Impact of alcohol consumption on students life

def plot_pie(data, column, ax):
    """Plots a pie diagram
    
    Args:
        data: A pandas data frame for the data.
        columns: A list containing the columns we are interested in.
        ax: The plt ax from which to plot the pie.
    """
    counts = data[column].value_counts()
    percent = counts / counts.sum() * 100
    labels = counts.index
    ax.pie(x=percent, labels=labels, autopct='%1.0f%%')

_, (ax1, ax2) = plt.subplots(1, 2, figsize=(15, 7))
plot_pie(students, column='Dalc', ax=ax1)
plot_pie(students, column='Walc', ax=ax2)
ax1.set_title('Weekday Alcohol Consumption')
ax2.set_title('Weekend Alcohol Consumption')

Text(0.5, 1.0, 'Weekend Alcohol Consumption')

The alcohol consumption during workdays is relatively low compared to the weekend consumption. Most students prefer to stay sober during workdays. Let’s see how those behaviors have an impact on students success and life.

_, (ax1, ax2) = plt.subplots(1, 2, figsize=(20, 4))
sns.boxplot(y='Dalc', x='studytime', orient='h', data=students, ax=ax1)
sns.boxplot(y='Walc', x='studytime', orient='h', data=students, ax=ax2)

<matplotlib.axes._subplots.AxesSubplot at 0x1b1a8863cc8>

Students who do not drink alcohol during weekdays usually study more than those who do. But the amount of study hours of students who do not drink during weekend is much more than the ones who do.

sober_absences = students.loc[students['Dalc'] <= 2, 'absences']
drunk_absences = students.loc[students['Dalc'] > 2, 'absences']
_, (ax1, ax2) = plt.subplots(1, 2, figsize=(14, 4))

ax1.set_xlim(-10, 35)
ax2.set_xlim(-10, 35)
ax1.set_ylim(0, 0.30)
ax2.set_ylim(0, 0.30)
ax1.set_title('Absences distribution of sober workdays students')
ax2.set_title('Absences distribution of drunk workdays students')
sns.distplot(sober_absences, ax=ax1)
sns.distplot(drunk_absences, ax=ax2)

<matplotlib.axes._subplots.AxesSubplot at 0x1b1a8de7b08>

Students who drink two times or more a week have a tendency to be more absent in class.

_, (ax1, ax2, ax3) = plt.subplots(1, 3, figsize=(20, 4))
sober_grades = students.loc[students['Dalc'] == 1, 'grade']
drunk_grades = students.loc[students['Dalc'] > 1, 'grade']
severe_drunk_grades = students.loc[students['Dalc'] == 5, 'grade']
ax1.set_ylim(0, 0.18)
ax2.set_ylim(0, 0.18)
ax3.set_ylim(0, 0.18)
ax1.set_xlim(0, 20)
ax2.set_xlim(0, 20)
ax3.set_xlim(0, 20)
ax1.set_title('Grades distribution of sober weekdays students')
ax2.set_title('Grades distribution of students consuming alcohol on weekdays')
ax3.set_title('Grades distribution of students with high weekdays consumption')
sns.distplot(sober_grades, ax=ax1)
sns.distplot(drunk_grades, ax=ax2)
sns.distplot(severe_drunk_grades, ax=ax3)
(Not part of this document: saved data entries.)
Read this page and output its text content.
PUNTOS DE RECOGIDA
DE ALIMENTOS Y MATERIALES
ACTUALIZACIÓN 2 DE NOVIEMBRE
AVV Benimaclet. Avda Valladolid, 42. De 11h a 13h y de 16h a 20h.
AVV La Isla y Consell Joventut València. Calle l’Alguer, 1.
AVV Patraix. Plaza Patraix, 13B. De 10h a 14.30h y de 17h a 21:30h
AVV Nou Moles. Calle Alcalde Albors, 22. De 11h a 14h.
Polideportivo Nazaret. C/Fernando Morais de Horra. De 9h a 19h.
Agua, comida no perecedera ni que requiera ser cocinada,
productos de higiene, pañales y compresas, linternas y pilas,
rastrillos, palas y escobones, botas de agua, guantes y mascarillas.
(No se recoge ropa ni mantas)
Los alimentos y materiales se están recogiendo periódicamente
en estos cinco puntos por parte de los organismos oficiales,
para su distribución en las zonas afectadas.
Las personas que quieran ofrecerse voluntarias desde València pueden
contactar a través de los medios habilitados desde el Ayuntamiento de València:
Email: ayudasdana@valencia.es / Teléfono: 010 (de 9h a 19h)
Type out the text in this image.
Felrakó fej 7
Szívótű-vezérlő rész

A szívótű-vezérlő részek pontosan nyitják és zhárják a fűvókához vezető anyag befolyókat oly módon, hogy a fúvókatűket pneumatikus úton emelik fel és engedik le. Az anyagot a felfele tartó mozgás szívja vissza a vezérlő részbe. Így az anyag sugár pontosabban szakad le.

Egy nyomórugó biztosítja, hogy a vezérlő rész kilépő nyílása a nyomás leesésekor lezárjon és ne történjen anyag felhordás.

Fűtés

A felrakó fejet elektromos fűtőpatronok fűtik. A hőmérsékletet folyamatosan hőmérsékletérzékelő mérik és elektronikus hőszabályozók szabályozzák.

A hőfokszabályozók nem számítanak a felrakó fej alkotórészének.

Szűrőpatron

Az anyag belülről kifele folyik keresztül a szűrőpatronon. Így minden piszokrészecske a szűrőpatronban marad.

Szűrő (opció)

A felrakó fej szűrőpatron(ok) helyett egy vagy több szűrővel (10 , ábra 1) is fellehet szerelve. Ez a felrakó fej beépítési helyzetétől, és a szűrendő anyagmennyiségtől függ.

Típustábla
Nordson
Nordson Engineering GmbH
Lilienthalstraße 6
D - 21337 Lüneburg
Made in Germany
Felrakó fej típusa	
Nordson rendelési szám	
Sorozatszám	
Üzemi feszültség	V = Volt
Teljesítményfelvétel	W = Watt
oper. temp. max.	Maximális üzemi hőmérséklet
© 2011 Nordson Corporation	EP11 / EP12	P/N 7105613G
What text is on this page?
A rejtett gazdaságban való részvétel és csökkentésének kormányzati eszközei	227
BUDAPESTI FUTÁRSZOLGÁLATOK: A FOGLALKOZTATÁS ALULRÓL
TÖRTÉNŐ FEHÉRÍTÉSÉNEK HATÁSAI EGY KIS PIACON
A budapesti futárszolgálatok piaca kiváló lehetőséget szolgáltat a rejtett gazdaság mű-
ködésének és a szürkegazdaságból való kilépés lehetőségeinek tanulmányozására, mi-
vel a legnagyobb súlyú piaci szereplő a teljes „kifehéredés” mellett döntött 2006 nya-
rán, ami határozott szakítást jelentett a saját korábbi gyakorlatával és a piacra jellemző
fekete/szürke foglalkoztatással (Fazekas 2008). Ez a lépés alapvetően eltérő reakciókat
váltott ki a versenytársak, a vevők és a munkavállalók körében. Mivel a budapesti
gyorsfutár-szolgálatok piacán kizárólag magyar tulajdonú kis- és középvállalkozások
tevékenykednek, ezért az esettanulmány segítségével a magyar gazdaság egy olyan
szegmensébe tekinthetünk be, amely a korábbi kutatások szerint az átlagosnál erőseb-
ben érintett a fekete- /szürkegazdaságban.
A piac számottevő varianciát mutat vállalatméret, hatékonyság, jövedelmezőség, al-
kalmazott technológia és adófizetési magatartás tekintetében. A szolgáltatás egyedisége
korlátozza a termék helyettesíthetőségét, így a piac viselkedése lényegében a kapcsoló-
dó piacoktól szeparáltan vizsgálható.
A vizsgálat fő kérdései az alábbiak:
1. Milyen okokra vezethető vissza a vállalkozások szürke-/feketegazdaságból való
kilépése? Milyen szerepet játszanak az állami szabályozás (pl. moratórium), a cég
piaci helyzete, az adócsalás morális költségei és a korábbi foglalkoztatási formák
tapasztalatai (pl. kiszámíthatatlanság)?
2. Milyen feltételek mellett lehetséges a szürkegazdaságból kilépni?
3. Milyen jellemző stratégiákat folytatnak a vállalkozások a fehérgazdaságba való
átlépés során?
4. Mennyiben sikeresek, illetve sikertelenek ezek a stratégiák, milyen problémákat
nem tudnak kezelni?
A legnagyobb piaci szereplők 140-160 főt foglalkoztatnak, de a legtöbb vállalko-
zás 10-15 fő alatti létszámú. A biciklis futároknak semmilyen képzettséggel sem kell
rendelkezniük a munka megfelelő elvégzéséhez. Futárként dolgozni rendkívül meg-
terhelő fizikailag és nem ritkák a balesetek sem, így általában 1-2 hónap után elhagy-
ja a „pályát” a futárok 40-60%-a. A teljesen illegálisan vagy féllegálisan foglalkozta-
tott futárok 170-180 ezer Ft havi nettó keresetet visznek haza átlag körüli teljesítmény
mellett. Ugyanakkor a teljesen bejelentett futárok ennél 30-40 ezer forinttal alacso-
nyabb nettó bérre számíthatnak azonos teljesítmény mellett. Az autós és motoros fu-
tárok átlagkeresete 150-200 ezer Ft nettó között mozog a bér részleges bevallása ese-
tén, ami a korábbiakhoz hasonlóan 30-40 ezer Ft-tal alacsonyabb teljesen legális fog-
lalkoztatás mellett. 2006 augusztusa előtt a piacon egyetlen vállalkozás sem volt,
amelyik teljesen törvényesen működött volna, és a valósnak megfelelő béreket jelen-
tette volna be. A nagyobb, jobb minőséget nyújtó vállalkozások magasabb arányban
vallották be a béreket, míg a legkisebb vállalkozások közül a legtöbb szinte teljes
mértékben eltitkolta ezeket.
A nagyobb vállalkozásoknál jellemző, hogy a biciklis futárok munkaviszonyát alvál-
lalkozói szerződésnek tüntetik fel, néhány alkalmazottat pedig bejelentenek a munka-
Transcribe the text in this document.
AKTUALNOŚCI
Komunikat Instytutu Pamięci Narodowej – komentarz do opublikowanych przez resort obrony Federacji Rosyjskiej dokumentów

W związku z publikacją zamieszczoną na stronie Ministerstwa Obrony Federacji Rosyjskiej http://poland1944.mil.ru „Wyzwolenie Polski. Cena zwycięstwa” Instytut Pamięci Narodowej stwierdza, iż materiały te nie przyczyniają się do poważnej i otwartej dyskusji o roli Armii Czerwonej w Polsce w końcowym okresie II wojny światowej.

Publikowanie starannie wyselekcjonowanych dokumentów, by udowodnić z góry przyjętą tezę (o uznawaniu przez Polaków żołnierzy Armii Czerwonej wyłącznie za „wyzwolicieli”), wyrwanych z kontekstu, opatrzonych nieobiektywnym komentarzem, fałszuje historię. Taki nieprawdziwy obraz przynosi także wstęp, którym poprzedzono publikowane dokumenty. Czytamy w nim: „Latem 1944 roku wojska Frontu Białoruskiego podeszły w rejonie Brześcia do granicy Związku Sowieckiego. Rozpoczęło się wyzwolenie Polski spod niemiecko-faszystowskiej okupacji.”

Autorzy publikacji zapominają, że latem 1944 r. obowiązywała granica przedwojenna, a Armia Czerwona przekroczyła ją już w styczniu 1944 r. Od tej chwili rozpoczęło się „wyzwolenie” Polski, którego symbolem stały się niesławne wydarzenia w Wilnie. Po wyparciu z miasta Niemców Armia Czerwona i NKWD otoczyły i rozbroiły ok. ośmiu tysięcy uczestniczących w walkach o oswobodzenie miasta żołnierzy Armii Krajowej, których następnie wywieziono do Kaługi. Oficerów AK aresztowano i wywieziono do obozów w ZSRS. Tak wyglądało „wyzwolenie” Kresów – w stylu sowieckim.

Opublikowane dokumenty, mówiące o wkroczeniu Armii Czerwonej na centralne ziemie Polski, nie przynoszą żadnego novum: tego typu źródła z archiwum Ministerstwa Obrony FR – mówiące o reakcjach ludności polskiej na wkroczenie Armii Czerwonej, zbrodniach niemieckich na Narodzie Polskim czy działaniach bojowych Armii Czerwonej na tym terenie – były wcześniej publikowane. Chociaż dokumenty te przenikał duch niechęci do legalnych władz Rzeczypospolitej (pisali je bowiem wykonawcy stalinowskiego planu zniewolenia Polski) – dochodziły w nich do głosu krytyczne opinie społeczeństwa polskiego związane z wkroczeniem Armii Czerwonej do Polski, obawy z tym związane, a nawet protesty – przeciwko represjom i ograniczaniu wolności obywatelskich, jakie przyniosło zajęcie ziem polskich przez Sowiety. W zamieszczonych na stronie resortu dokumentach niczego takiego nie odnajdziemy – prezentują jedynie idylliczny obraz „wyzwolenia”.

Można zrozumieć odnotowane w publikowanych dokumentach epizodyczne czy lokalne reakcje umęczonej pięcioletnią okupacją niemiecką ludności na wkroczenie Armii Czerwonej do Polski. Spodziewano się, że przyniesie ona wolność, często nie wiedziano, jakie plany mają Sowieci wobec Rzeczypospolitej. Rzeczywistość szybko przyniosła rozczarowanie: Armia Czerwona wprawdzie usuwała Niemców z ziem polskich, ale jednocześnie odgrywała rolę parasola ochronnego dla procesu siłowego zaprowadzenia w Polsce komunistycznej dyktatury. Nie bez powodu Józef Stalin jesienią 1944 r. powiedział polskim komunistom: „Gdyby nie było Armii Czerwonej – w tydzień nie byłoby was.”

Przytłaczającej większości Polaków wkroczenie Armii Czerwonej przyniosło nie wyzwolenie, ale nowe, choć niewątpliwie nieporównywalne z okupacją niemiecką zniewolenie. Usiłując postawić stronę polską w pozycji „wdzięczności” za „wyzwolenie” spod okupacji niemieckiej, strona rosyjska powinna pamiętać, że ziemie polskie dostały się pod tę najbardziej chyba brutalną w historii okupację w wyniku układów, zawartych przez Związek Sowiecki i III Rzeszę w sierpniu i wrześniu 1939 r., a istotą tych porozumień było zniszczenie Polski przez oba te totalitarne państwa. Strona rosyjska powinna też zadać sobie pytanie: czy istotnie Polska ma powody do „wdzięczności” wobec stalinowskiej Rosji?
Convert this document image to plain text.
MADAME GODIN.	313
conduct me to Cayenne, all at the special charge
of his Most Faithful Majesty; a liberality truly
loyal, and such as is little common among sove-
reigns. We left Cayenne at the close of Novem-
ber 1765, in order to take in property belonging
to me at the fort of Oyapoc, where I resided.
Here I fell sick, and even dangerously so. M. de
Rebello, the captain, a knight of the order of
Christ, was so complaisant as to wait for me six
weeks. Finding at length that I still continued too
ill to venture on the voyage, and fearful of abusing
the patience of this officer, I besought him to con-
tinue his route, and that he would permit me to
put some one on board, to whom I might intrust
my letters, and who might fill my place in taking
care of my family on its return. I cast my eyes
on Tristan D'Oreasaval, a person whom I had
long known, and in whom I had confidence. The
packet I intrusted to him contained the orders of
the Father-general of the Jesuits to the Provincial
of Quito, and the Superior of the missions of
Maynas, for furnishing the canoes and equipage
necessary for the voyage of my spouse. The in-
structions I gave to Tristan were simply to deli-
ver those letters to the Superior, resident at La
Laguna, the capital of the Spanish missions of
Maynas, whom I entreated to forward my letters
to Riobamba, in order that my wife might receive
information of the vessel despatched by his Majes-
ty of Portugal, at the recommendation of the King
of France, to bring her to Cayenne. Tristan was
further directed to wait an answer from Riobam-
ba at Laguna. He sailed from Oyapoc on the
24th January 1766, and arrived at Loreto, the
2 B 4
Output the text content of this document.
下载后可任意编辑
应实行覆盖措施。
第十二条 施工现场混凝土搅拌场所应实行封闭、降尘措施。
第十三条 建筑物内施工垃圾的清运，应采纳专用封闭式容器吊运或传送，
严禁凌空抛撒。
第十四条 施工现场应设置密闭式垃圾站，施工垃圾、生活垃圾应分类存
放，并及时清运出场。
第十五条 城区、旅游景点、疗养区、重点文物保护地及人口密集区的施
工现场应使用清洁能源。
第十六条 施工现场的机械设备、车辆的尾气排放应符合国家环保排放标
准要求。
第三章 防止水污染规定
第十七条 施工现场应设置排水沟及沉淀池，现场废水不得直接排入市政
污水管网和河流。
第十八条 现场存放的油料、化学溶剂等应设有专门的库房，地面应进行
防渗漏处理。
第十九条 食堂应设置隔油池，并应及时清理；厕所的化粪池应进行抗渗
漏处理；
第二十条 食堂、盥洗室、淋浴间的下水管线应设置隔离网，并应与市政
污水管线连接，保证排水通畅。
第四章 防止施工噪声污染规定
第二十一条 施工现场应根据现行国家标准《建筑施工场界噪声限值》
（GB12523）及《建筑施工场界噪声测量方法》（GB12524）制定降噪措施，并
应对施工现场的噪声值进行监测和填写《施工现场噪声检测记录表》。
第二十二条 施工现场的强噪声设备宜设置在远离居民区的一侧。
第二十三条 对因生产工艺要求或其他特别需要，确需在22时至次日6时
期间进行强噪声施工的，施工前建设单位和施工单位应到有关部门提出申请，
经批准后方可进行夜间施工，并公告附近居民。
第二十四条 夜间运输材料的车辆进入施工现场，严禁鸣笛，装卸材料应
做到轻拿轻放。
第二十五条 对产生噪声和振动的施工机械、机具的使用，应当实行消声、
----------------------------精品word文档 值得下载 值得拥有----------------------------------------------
<matplotlib.axes._subplots.AxesSubplot at 0x1b1a7d7e7c8>

Students who drink even a little during workdays have lower grades than those who do not. The impact on grades is much more important for students with severe consumption.

_, (ax1, ax2) = plt.subplots(1, 2, figsize=(20, 4))
sober_grades = students.loc[students['Walc'] == 1, 'grade']
severe_drunk_grades = students.loc[students['Walc'] == 5, 'grade']
ax1.set_ylim(0, 0.18)
ax2.set_ylim(0, 0.18)
ax1.set_xlim(0, 20)
ax2.set_xlim(0, 20)
ax1.set_title('Grades distribution of students sober during the weekend')
ax2.set_title('Grades distribution of students with severe consumption during weekends')
sns.distplot(sober_grades, ax=ax1)
sns.distplot(severe_drunk_grades, ax=ax2)

<matplotlib.axes._subplots.AxesSubplot at 0x1b1a8e2e188>

However, even heavy alcohol consumption during the weekend has little impact on student grades. Great news ! We can party during the weekend and it does not affect our productivity.

Pre-processing

In this sections, we will convert the alcohol consumption data to categorical labels The original label goes from 1 to 5 from no consumption to severe consumption. It makes more sense to try to predict the weekly consumption of students so we combined the two attributes by summing them.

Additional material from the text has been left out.